Once the drum circle started, I moved throughout the community to get different video shots. Everyone I passed in the hallway was either tapping their feet or grooving to the beat. It was great to glance into an office and see someone working behind a desk bobbing their head to the beat. I am excited that the community is planning to have “The Beat Goes On” come back when some local elementary schools students are visiting. I think it will be truly a memorable experience for the children and the elders!”

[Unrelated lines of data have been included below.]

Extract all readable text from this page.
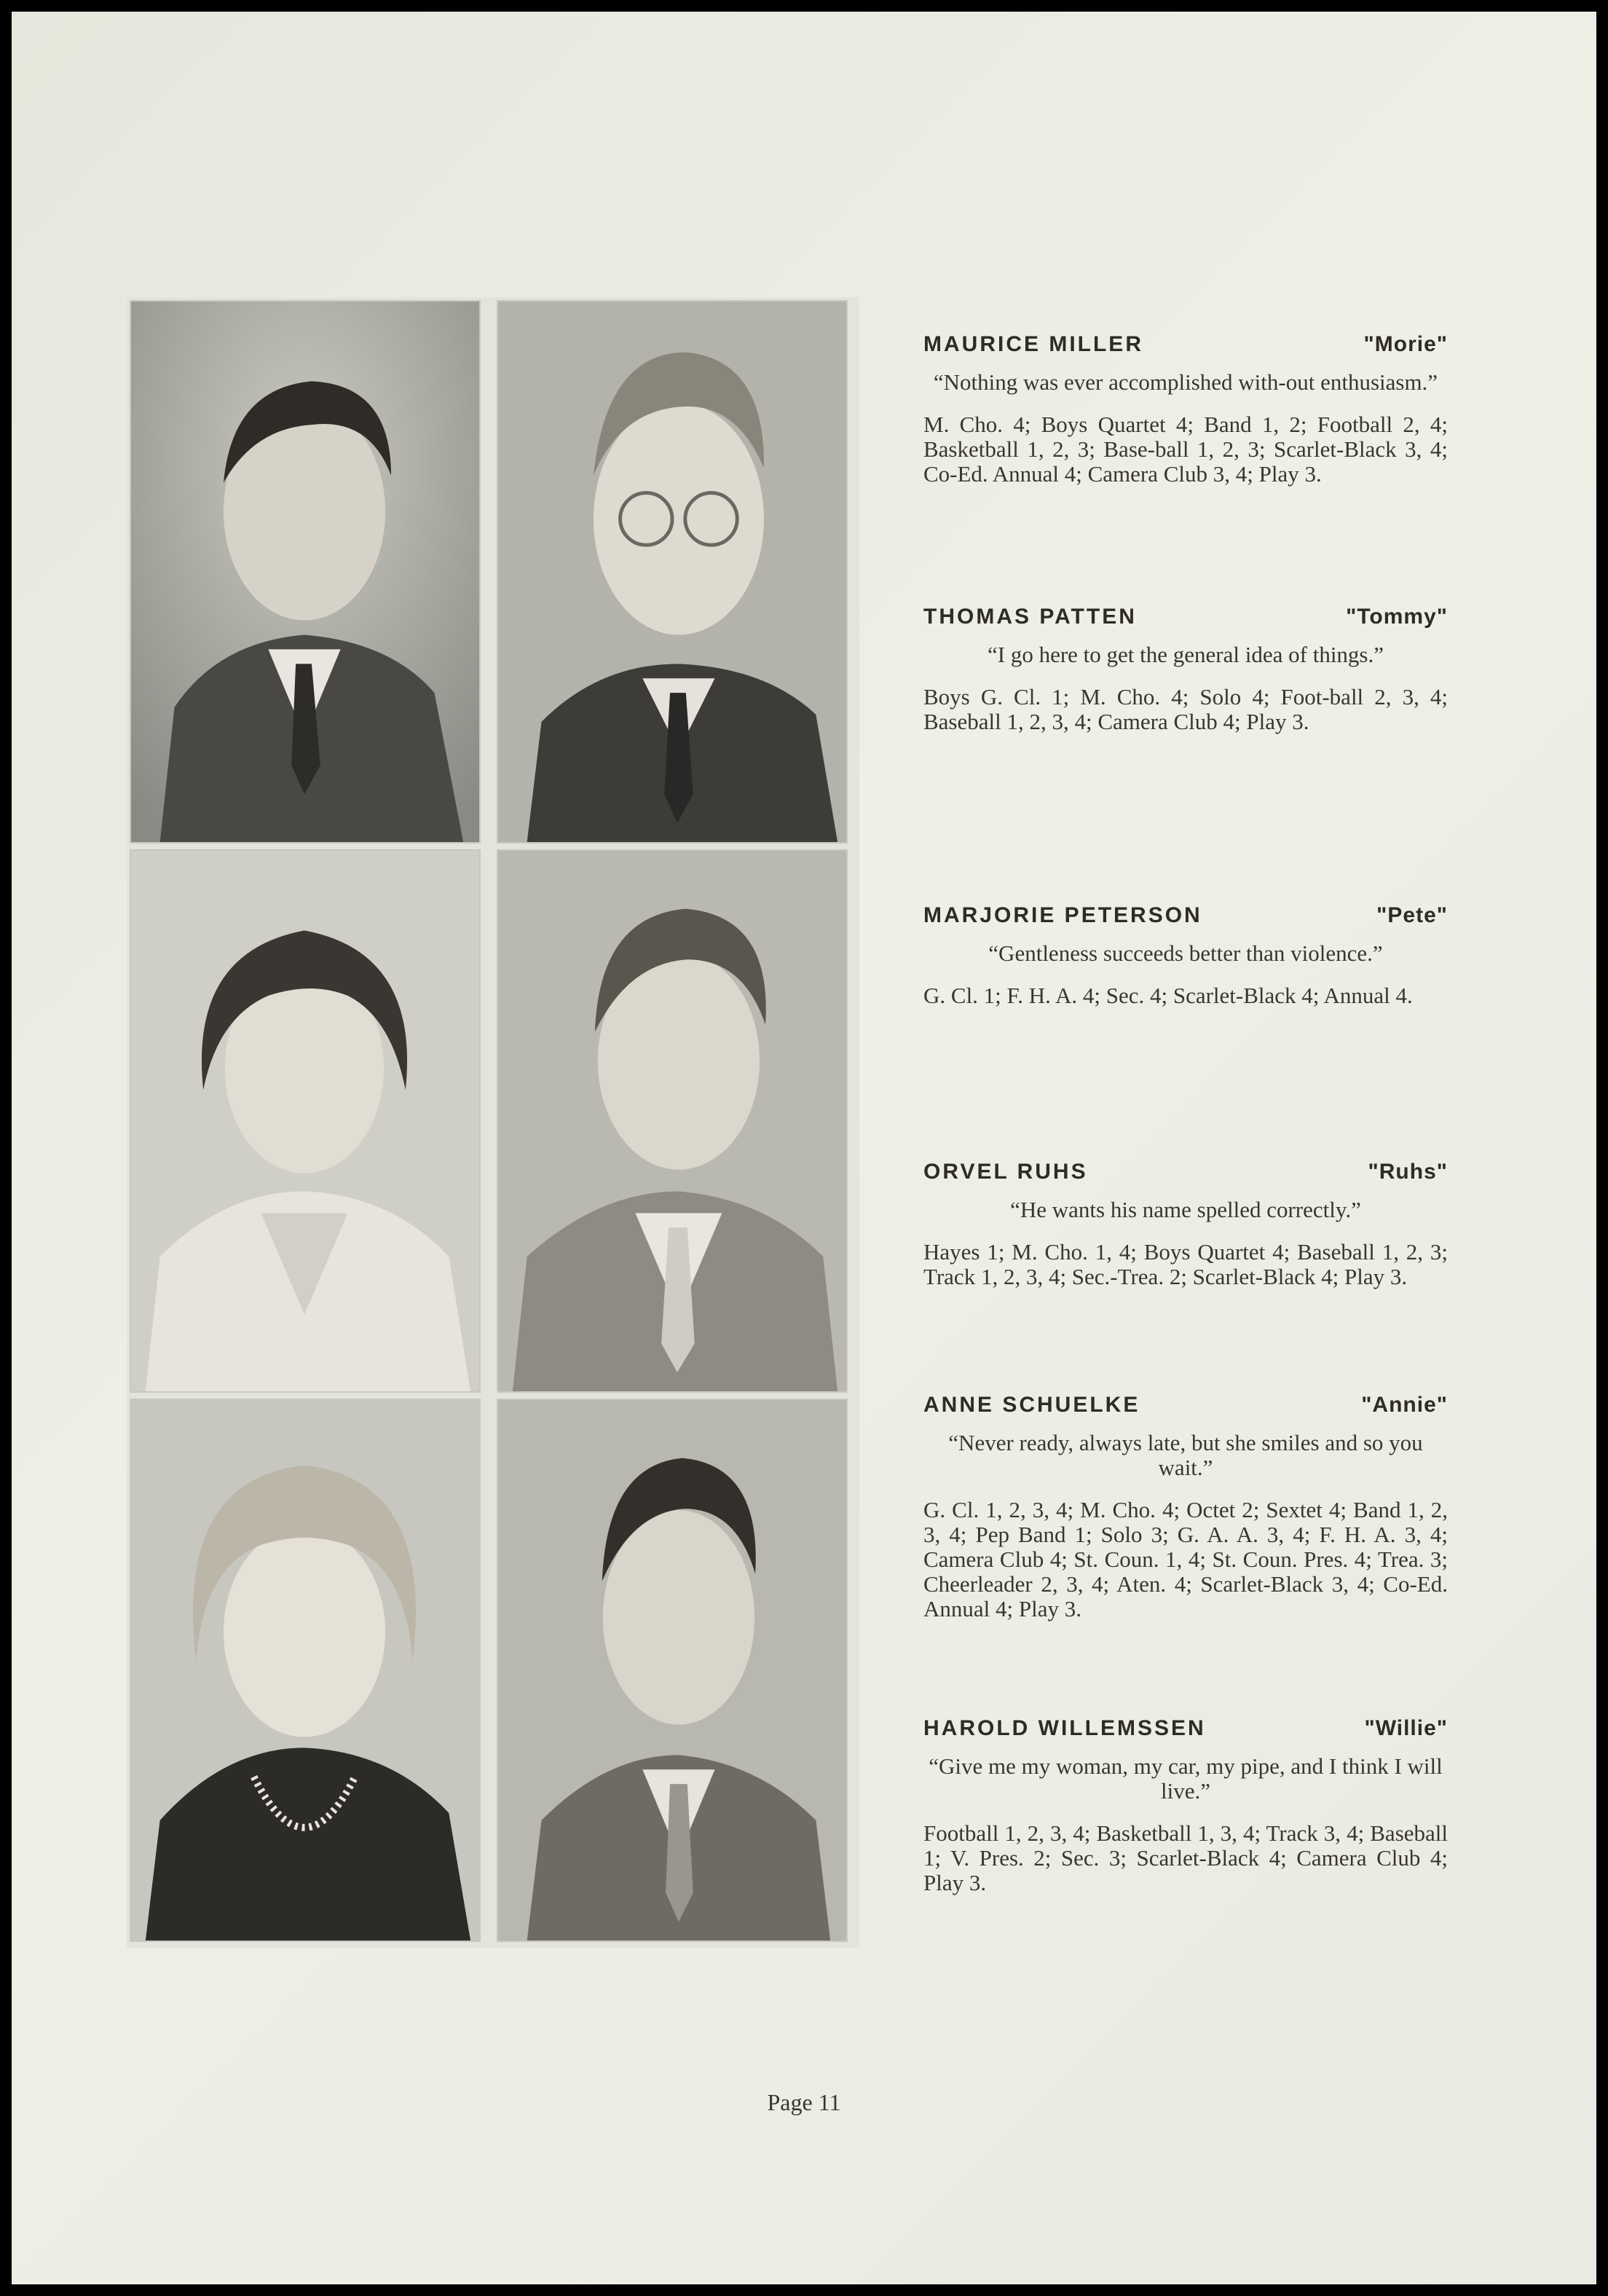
MAURICE MILLER	"Morie"
“Nothing was ever accomplished with-out enthusiasm.”
M. Cho. 4; Boys Quartet 4; Band 1, 2; Football 2, 4; Basketball 1, 2, 3; Base-ball 1, 2, 3; Scarlet-Black 3, 4; Co-Ed. Annual 4; Camera Club 3, 4; Play 3.
THOMAS PATTEN	"Tommy"
“I go here to get the general idea of things.”
Boys G. Cl. 1; M. Cho. 4; Solo 4; Foot-ball 2, 3, 4; Baseball 1, 2, 3, 4; Camera Club 4; Play 3.
MARJORIE PETERSON	"Pete"
“Gentleness succeeds better than violence.”
G. Cl. 1; F. H. A. 4; Sec. 4; Scarlet-Black 4; Annual 4.
ORVEL RUHS	"Ruhs"
“He wants his name spelled correctly.”
Hayes 1; M. Cho. 1, 4; Boys Quartet 4; Baseball 1, 2, 3; Track 1, 2, 3, 4; Sec.-Trea. 2; Scarlet-Black 4; Play 3.
ANNE SCHUELKE	"Annie"
“Never ready, always late, but she smiles and so you wait.”
G. Cl. 1, 2, 3, 4; M. Cho. 4; Octet 2; Sextet 4; Band 1, 2, 3, 4; Pep Band 1; Solo 3; G. A. A. 3, 4; F. H. A. 3, 4; Camera Club 4; St. Coun. 1, 4; St. Coun. Pres. 4; Trea. 3; Cheerleader 2, 3, 4; Aten. 4; Scarlet-Black 3, 4; Co-Ed. Annual 4; Play 3.
HAROLD WILLEMSSEN	"Willie"
“Give me my woman, my car, my pipe, and I think I will live.”
Football 1, 2, 3, 4; Basketball 1, 3, 4; Track 3, 4; Baseball 1; V. Pres. 2; Sec. 3; Scarlet-Black 4; Camera Club 4; Play 3.
Page 11
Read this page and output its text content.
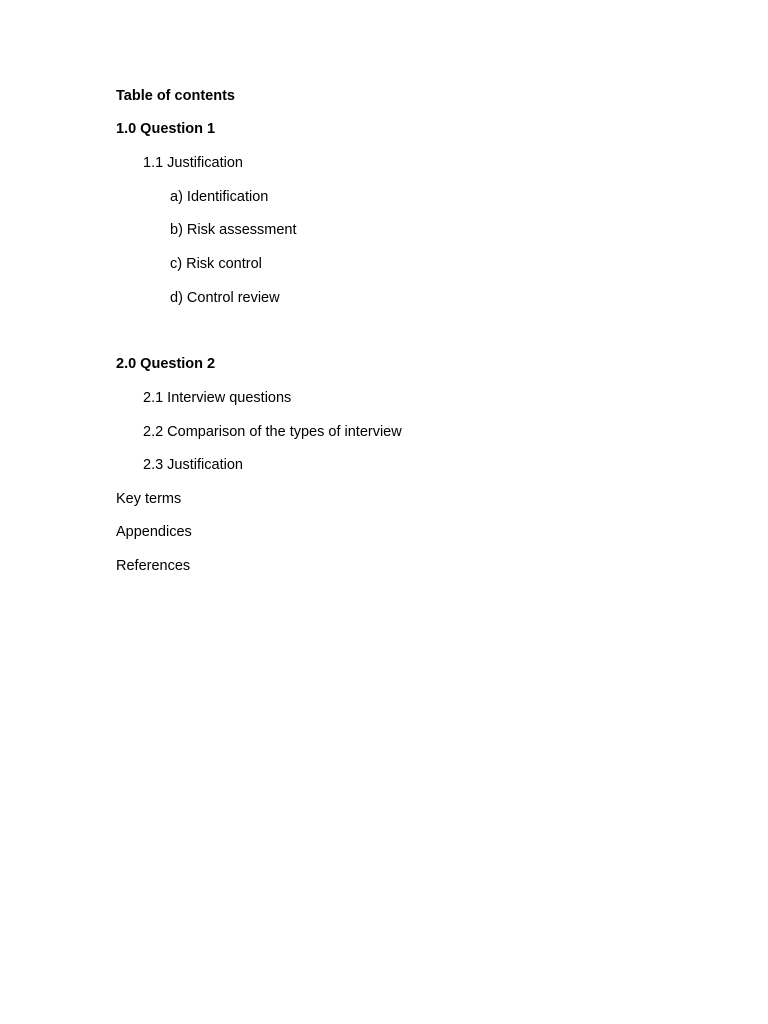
Table of contents
1.0 Question 1
1.1 Justification
a) Identification
b) Risk assessment
c) Risk control
d) Control review
2.0 Question 2
2.1 Interview questions
2.2 Comparison of the types of interview
2.3 Justification
Key terms
Appendices
References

Local senior community activity directors couldn’t agree more, and have seen with their own eyes the mind-and-body benefits that “The Beat Goes On” drum circles have brought to their communities.
“The Beat Goes On is bringing this beautiful world of music to [residents] in a therapeutic way. I look at them more as a music therapist rather than an entertainer,” said Terri Adams, activity director for Brighton Gardens of Friendship Heights, a Sunrise assisted living community in Chevy Chase, Md. “They don’t come in here [as a performer], drumming themselves. It’s the residents that are in the spotlight, entertaining, enjoying and beating these drums.”
“Their energy and enthusiasm are contagious,” said Danielle Nelson, volunteer and activity coordinator at Sunrise at Bluemont Park in Arlington, Va. “[The residents], many of whom in this group had memory impairments, were very engaged, very involved, hitting the drums. I saw how well they all beat together, and I was very impressed by that.”